Si on cherche le Royaume de Dieu, on ne va en effet pas au cirque, au sens propre ou au sens figuré : religion-spectacle, politique-spectacle, etc. Or nous sommes dans une société où la forme et le spectacle comptent beaucoup plus que le fond. Cela ne veut bien-sûr pas dire que ces choses soient mauvaises en elles-mêmes : mais il faut se méfier du mélange des genres quand ils amènent à la confusion. En plus du risque majeur qu'est la manipulation, ceux qui sont impressionnés par ces merveilles n'avancent pas forcément sur les grandes questions… L'acrobate et le spectacle peuvent nous amuser, nous distraire, mais ne nous sauve pas. Nous venons dans la foi, par son appel et notre réponse, simples et sincères.
Dans la 3ème tentation, il est suggéré à Jésus de devenir un souverain temporel, puissant, au dessus des autres. Beaucoup (à l'époque comme encore aujourd'hui) attendaient un Messie-libérateur-puissant qui chasserait par la force ce qu’on n’aime pas. Mais pour Jésus, la pire oppression de son peuple ne provenait pas de la présence des Romains, mais du poids de toute injustice humaine. C'est donc vers le Dieu de la libération qu'il faut se tourner, et vers lequel nous invite à nous tourner la citation faite par Jésus.
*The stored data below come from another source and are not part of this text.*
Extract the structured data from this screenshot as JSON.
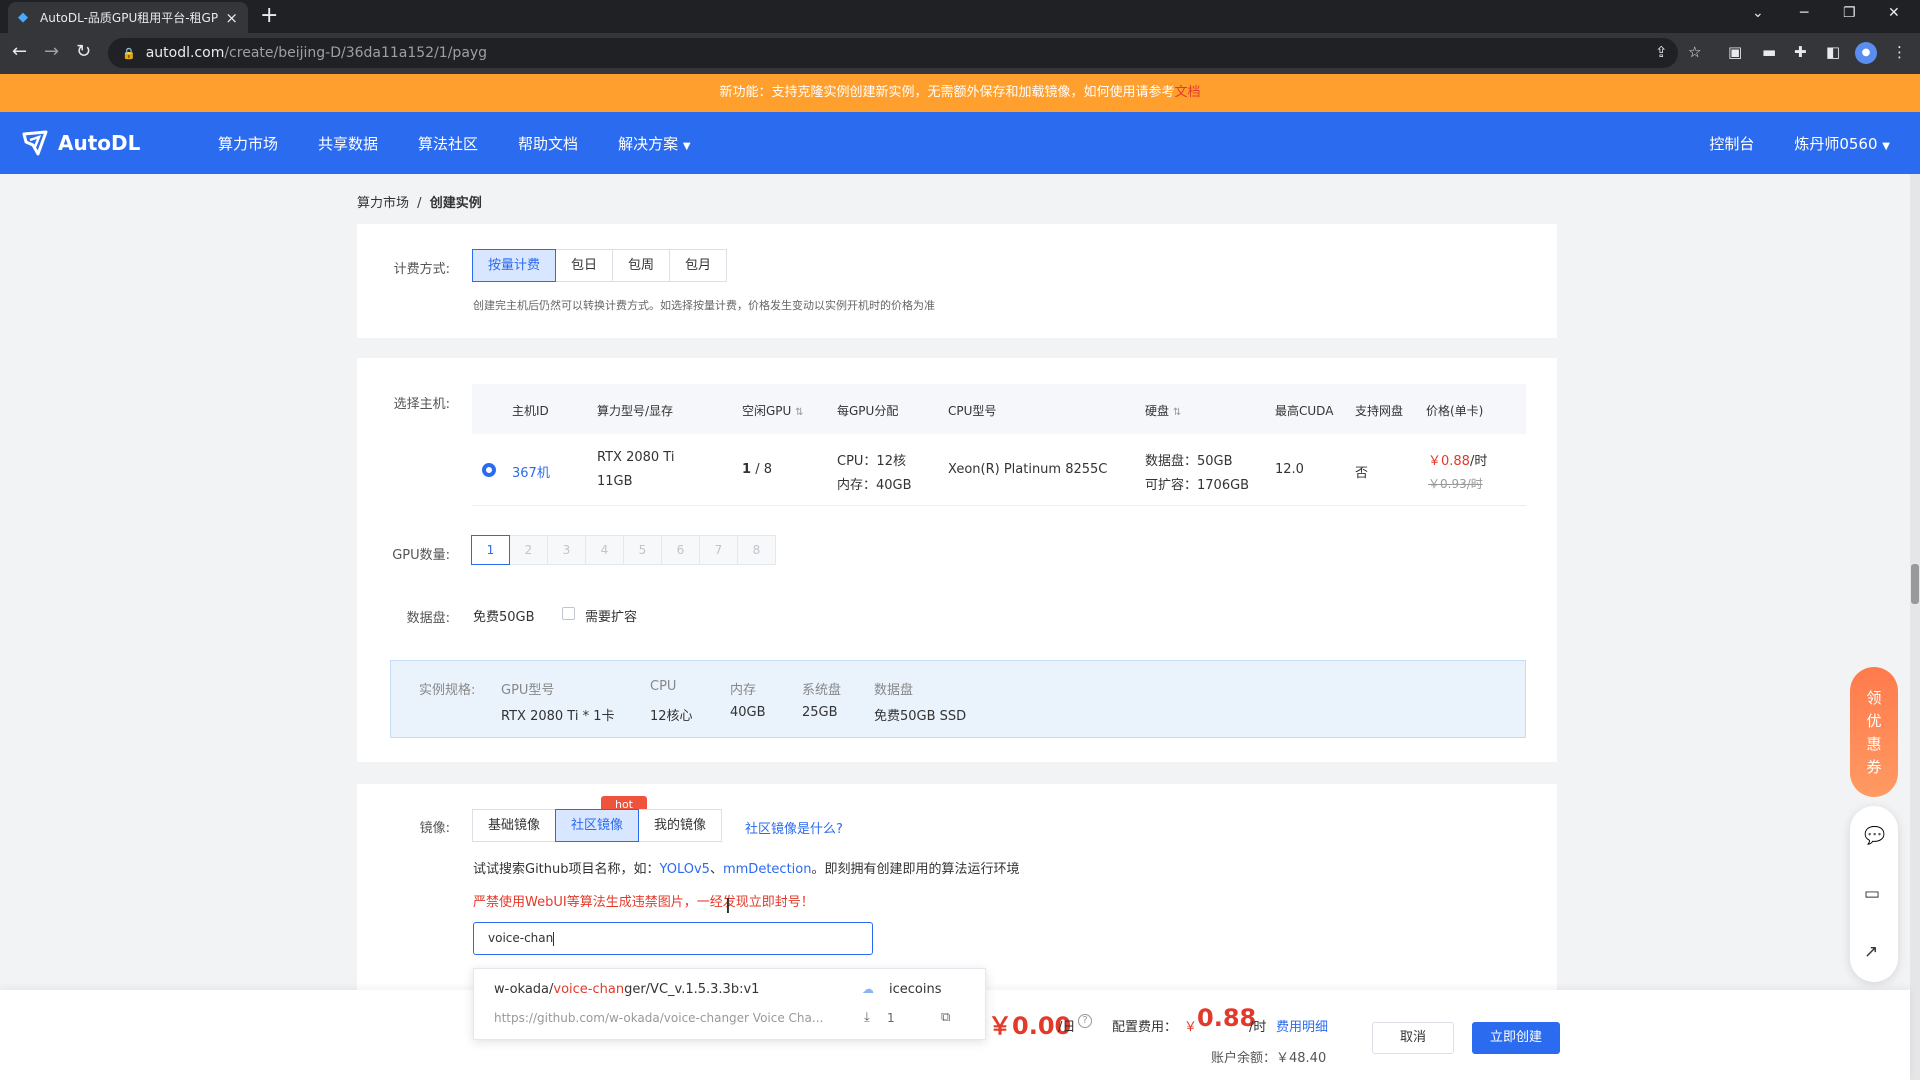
{
  "browser": {
    "tab_title": "AutoDL-品质GPU租用平台-租GP",
    "url_host": "autodl.com",
    "url_path": "/create/beijing-D/36da11a152/1/payg",
    "close_glyph": "×",
    "new_tab_glyph": "+"
  },
  "notice": {
    "text": "新功能：支持克隆实例创建新实例，无需额外保存和加载镜像，如何使用请参考",
    "link": "文档"
  },
  "header": {
    "brand": "AutoDL",
    "nav": [
      "算力市场",
      "共享数据",
      "算法社区",
      "帮助文档",
      "解决方案"
    ],
    "console": "控制台",
    "user": "炼丹师0560"
  },
  "breadcrumb": {
    "root": "算力市场",
    "sep": "/",
    "current": "创建实例"
  },
  "billing": {
    "label": "计费方式:",
    "options": [
      "按量计费",
      "包日",
      "包周",
      "包月"
    ],
    "selected": 0,
    "hint": "创建完主机后仍然可以转换计费方式。如选择按量计费，价格发生变动以实例开机时的价格为准"
  },
  "host": {
    "label": "选择主机:",
    "columns": [
      "主机ID",
      "算力型号/显存",
      "空闲GPU",
      "每GPU分配",
      "CPU型号",
      "硬盘",
      "最高CUDA",
      "支持网盘",
      "价格(单卡)"
    ],
    "row": {
      "id": "367机",
      "gpu_model": "RTX 2080 Ti",
      "vram": "11GB",
      "free_gpu": "1",
      "total_gpu": "/ 8",
      "cpu_alloc": "CPU：12核",
      "mem_alloc": "内存：40GB",
      "cpu_model": "Xeon(R) Platinum 8255C",
      "data_disk": "数据盘：50GB",
      "expandable": "可扩容：1706GB",
      "cuda": "12.0",
      "netdisk": "否",
      "price": "￥0.88",
      "price_unit": "/时",
      "original_price": "￥0.93/时"
    }
  },
  "gpu_count": {
    "label": "GPU数量:",
    "options": [
      "1",
      "2",
      "3",
      "4",
      "5",
      "6",
      "7",
      "8"
    ],
    "selected": 0
  },
  "disk": {
    "label": "数据盘:",
    "free": "免费50GB",
    "expand_label": "需要扩容"
  },
  "spec": {
    "label": "实例规格:",
    "headers": [
      "GPU型号",
      "CPU",
      "内存",
      "系统盘",
      "数据盘"
    ],
    "values": [
      "RTX 2080 Ti * 1卡",
      "12核心",
      "40GB",
      "25GB",
      "免费50GB SSD"
    ]
  },
  "image": {
    "label": "镜像:",
    "tabs": [
      "基础镜像",
      "社区镜像",
      "我的镜像"
    ],
    "selected": 1,
    "hot_badge": "hot",
    "help_link": "社区镜像是什么?",
    "hint_prefix": "试试搜索Github项目名称，如：",
    "hint_examples": [
      "YOLOv5",
      "mmDetection"
    ],
    "hint_sep": "、",
    "hint_suffix": "。即刻拥有创建即用的算法运行环境",
    "warning": "严禁使用WebUI等算法生成违禁图片，一经发现立即封号！",
    "search_value": "voice-chan"
  },
  "suggestion": {
    "prefix": "w-okada/",
    "match": "voice-chan",
    "rest": "ger/VC_v.1.5.3.3b:v1",
    "author": "icecoins",
    "desc": "https://github.com/w-okada/voice-changer Voice Cha...",
    "downloads": "1"
  },
  "footer": {
    "daily_price": "￥0.00",
    "daily_unit": "/日",
    "config_label": "配置费用：",
    "config_currency": "￥",
    "config_price": "0.88",
    "config_unit": "/时",
    "detail_link": "费用明细",
    "balance": "账户余额：￥48.40",
    "cancel": "取消",
    "create": "立即创建"
  },
  "side": {
    "coupon": "领优惠券"
  },
  "colors": {
    "primary": "#2b6bf0",
    "notice": "#ff9f2e",
    "price": "#e23a2a",
    "hot": "#f0533c"
  }
}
C'est ainsi qu'il instaura vraiment le Royaume, et non une vassalité de plus…
Ces tentations auraient vraiment consisté à passer un « pacte avec le diable », c'est-à-dire à être prêt à tout pour arriver à un but, à notre but. Être prêt à tout, avec ce que cela a de trompeur. Car (quoiqu'on en dise ou entende parfois) en pervertissant les moyens, c'est la finalité même que l’on pervertit... Par exemple faire comme tout le monde pour réussir : c'est souvent là que nous pouvons nous perdre à force de vouloir gagner un peu plus...
Par 3 citations de la Bible, Jésus repousse ces tentations, avec tout ce qu'elles impliquent. Il ne sera pas un messie-boulanger ; il ne sera pas un messie-magicien-acrobate au Temple ; il ne sera pas non plus un Messie-Empereur ; il prendra plutôt le long chemin, le dur chemin des hommes. En se faisant élever sur la croix, il nous élèvera tous, et pour toujours.
Ce qui fait son identité, c'est peut-être cela : une présence non pour lui-même avant tout... mais une humanité qui vit pleinement la présence de Dieu, avec et pour les autres.